Chapitre CXVII (1/2)
Malgré l’intensité poétique de cette salle creusée dans les falaises, ouverte sur les flots et parée de fleurs multicolores, je me sentais plus étreinte par l’angoisse que par la féérie. Je tentai d’abord de reprendre mon souffle, consciente que Lumi attendait patiemment que je lui explique les raisons de mon incursion dans son tête-à-tête avec elle-même. Je respirai donc un grand coup, et demeurant debout, seule, droite, je lui énonçai à voix basse toutes mes vérités.
« - Pardonnez-moi, Lumi, d’interrompre votre rêverie solitaire… Mais il faut absolument que je vous parle.
- Eh bien, je vous écoute… Lumi.
- …
- Décidez-vous !
- Oui. Voilà. Je m’appelle Lumi.
- Je le sais. Comme bon nombre de Champarfaitoises.
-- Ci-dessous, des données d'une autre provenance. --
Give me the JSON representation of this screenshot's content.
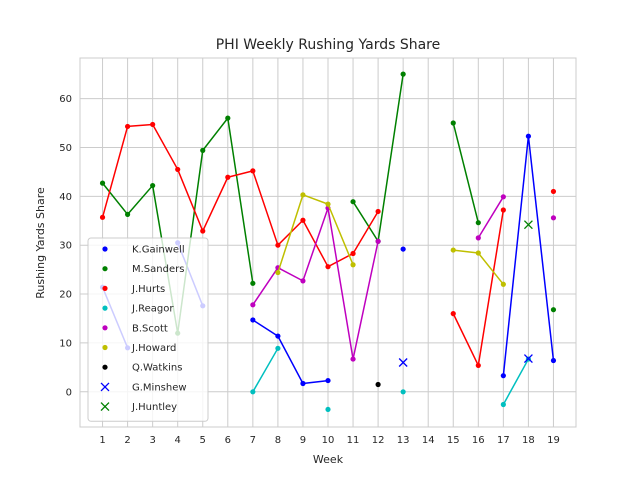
{
  "chart_data": {
    "type": "line",
    "title": "PHI Weekly Rushing Yards Share",
    "xlabel": "Week",
    "ylabel": "Rushing Yards Share",
    "xlim": [
      0.1,
      19.9
    ],
    "ylim": [
      -7.2,
      68.3
    ],
    "xticks": [
      1,
      2,
      3,
      4,
      5,
      6,
      7,
      8,
      9,
      10,
      11,
      12,
      13,
      14,
      15,
      16,
      17,
      18,
      19
    ],
    "yticks": [
      0,
      10,
      20,
      30,
      40,
      50,
      60
    ],
    "grid": true,
    "legend_position": "lower-left",
    "series": [
      {
        "name": "K.Gainwell",
        "color": "#0000ff",
        "marker": "dot",
        "x": [
          1,
          2,
          3,
          4,
          5,
          6,
          7,
          8,
          9,
          10,
          11,
          12,
          13,
          14,
          15,
          16,
          17,
          18,
          19
        ],
        "y": [
          21.4,
          9.0,
          null,
          30.5,
          17.6,
          null,
          14.7,
          11.4,
          1.7,
          2.3,
          null,
          null,
          29.2,
          null,
          null,
          null,
          3.3,
          52.3,
          6.4
        ]
      },
      {
        "name": "M.Sanders",
        "color": "#008000",
        "marker": "dot",
        "x": [
          1,
          2,
          3,
          4,
          5,
          6,
          7,
          8,
          9,
          10,
          11,
          12,
          13,
          14,
          15,
          16,
          17,
          18,
          19
        ],
        "y": [
          42.7,
          36.3,
          42.2,
          12.0,
          49.4,
          56.0,
          22.2,
          null,
          null,
          null,
          38.9,
          30.8,
          65.0,
          null,
          55.0,
          34.6,
          null,
          null,
          16.8
        ]
      },
      {
        "name": "J.Hurts",
        "color": "#ff0000",
        "marker": "dot",
        "x": [
          1,
          2,
          3,
          4,
          5,
          6,
          7,
          8,
          9,
          10,
          11,
          12,
          13,
          14,
          15,
          16,
          17,
          18,
          19
        ],
        "y": [
          35.7,
          54.3,
          54.7,
          45.5,
          32.9,
          43.9,
          45.2,
          30.0,
          35.1,
          25.6,
          28.3,
          36.9,
          null,
          null,
          16.0,
          5.4,
          37.2,
          null,
          41.0
        ]
      },
      {
        "name": "J.Reagor",
        "color": "#00bfbf",
        "marker": "dot",
        "x": [
          1,
          2,
          3,
          4,
          5,
          6,
          7,
          8,
          9,
          10,
          11,
          12,
          13,
          14,
          15,
          16,
          17,
          18,
          19
        ],
        "y": [
          null,
          null,
          null,
          null,
          null,
          null,
          0.0,
          8.9,
          null,
          -3.6,
          null,
          null,
          0.0,
          null,
          null,
          null,
          -2.6,
          6.7,
          null
        ]
      },
      {
        "name": "B.Scott",
        "color": "#bf00bf",
        "marker": "dot",
        "x": [
          1,
          2,
          3,
          4,
          5,
          6,
          7,
          8,
          9,
          10,
          11,
          12,
          13,
          14,
          15,
          16,
          17,
          18,
          19
        ],
        "y": [
          null,
          null,
          null,
          null,
          null,
          null,
          17.8,
          25.4,
          22.7,
          37.6,
          6.7,
          30.8,
          null,
          null,
          null,
          31.5,
          39.9,
          null,
          35.6
        ]
      },
      {
        "name": "J.Howard",
        "color": "#bfbf00",
        "marker": "dot",
        "x": [
          1,
          2,
          3,
          4,
          5,
          6,
          7,
          8,
          9,
          10,
          11,
          12,
          13,
          14,
          15,
          16,
          17,
          18,
          19
        ],
        "y": [
          null,
          null,
          null,
          null,
          null,
          null,
          null,
          24.4,
          40.3,
          38.4,
          26.0,
          null,
          null,
          null,
          29.0,
          28.4,
          22.0,
          null,
          null
        ]
      },
      {
        "name": "Q.Watkins",
        "color": "#000000",
        "marker": "dot",
        "x": [
          1,
          2,
          3,
          4,
          5,
          6,
          7,
          8,
          9,
          10,
          11,
          12,
          13,
          14,
          15,
          16,
          17,
          18,
          19
        ],
        "y": [
          null,
          null,
          null,
          null,
          null,
          null,
          null,
          null,
          null,
          null,
          null,
          1.5,
          null,
          null,
          null,
          null,
          null,
          null,
          null
        ]
      },
      {
        "name": "G.Minshew",
        "color": "#0000ff",
        "marker": "x",
        "x": [
          1,
          2,
          3,
          4,
          5,
          6,
          7,
          8,
          9,
          10,
          11,
          12,
          13,
          14,
          15,
          16,
          17,
          18,
          19
        ],
        "y": [
          null,
          null,
          null,
          null,
          null,
          null,
          null,
          null,
          null,
          null,
          null,
          null,
          6.0,
          null,
          null,
          null,
          null,
          6.8,
          null
        ]
      },
      {
        "name": "J.Huntley",
        "color": "#008000",
        "marker": "x",
        "x": [
          1,
          2,
          3,
          4,
          5,
          6,
          7,
          8,
          9,
          10,
          11,
          12,
          13,
          14,
          15,
          16,
          17,
          18,
          19
        ],
        "y": [
          null,
          null,
          null,
          null,
          null,
          null,
          null,
          null,
          null,
          null,
          null,
          null,
          null,
          null,
          null,
          null,
          null,
          34.2,
          null
        ]
      }
    ]
  }
}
- En effet. Mais contrairement aux autres Champarfaitoises, j’ai grandi en plein cœur du palais royal, au carrefour de nos rivières sacrées, entre le bleu du ciel et l’infini des champs.
- …
(Lumi semblait prête à défaillir d’ennui et d’incompréhension devant mon récit décousu.)
- Et puis un jour, on m’a mariée à Rotu. Le prince, ou plutôt le roi ! J’étais ravie, malgré les mises en garde de mon père ! Et j’avais tort… Il s’est montré brutal et impitoyable. Alors je me suis enfuie. Et par hasard, j’ai été embarquée sur un bateau Lointain.
(L’intérêt sembla se réveiller dans le regard de mon interlocutrice.)
- Par hasard ?
- Oui. J’ai entendu les pas d’une patrouille, je me suis cachée dans une caisse… Cette caisse a été chargée à bord. Et voilà.
- Voilà.
- C’est ainsi que j’ai rencontré Orcinus. Enfin, Lomu, puisque c’est ainsi que vous l’appelez.
- C’est ainsi que ses parents l’ont appelé.
- Oui, je sais. Mais à l’époque, je l’ignorais. Lui aussi. Et nous étions si heureux ! Nous avons vécu ensemble pendant des mois… Jusqu’à ce que vos compatriotes ne mettent la main sur lui et ne l’emmènent loin de moi.
- Oh…
- …
- Puisque Lomu vous aimait, et si vraiment vous l’aimiez aussi, pourquoi l’avoir quitté sans un mot ?
- Non ! Ce n’est pas vrai.
- C’est pourtant ce qu’il m’a dit. Et il ne ment jamais.
- Il ne ment pas. Mais il s’est trompé ! Je ne pouvais pas partir. Parce qu’entre-temps, j’avais mis au monde deux enfants. Deux enfants qui sont les siens… Deux enfants que je ne pouvais pas abandonner, malgré tout mon amour pour leur père.
- Des enfants ? Lomu ne m’en a jamais parlé.
- Il n’en savait rien… Jusqu’à ce qu’on se retrouve ici, ces jours-ci.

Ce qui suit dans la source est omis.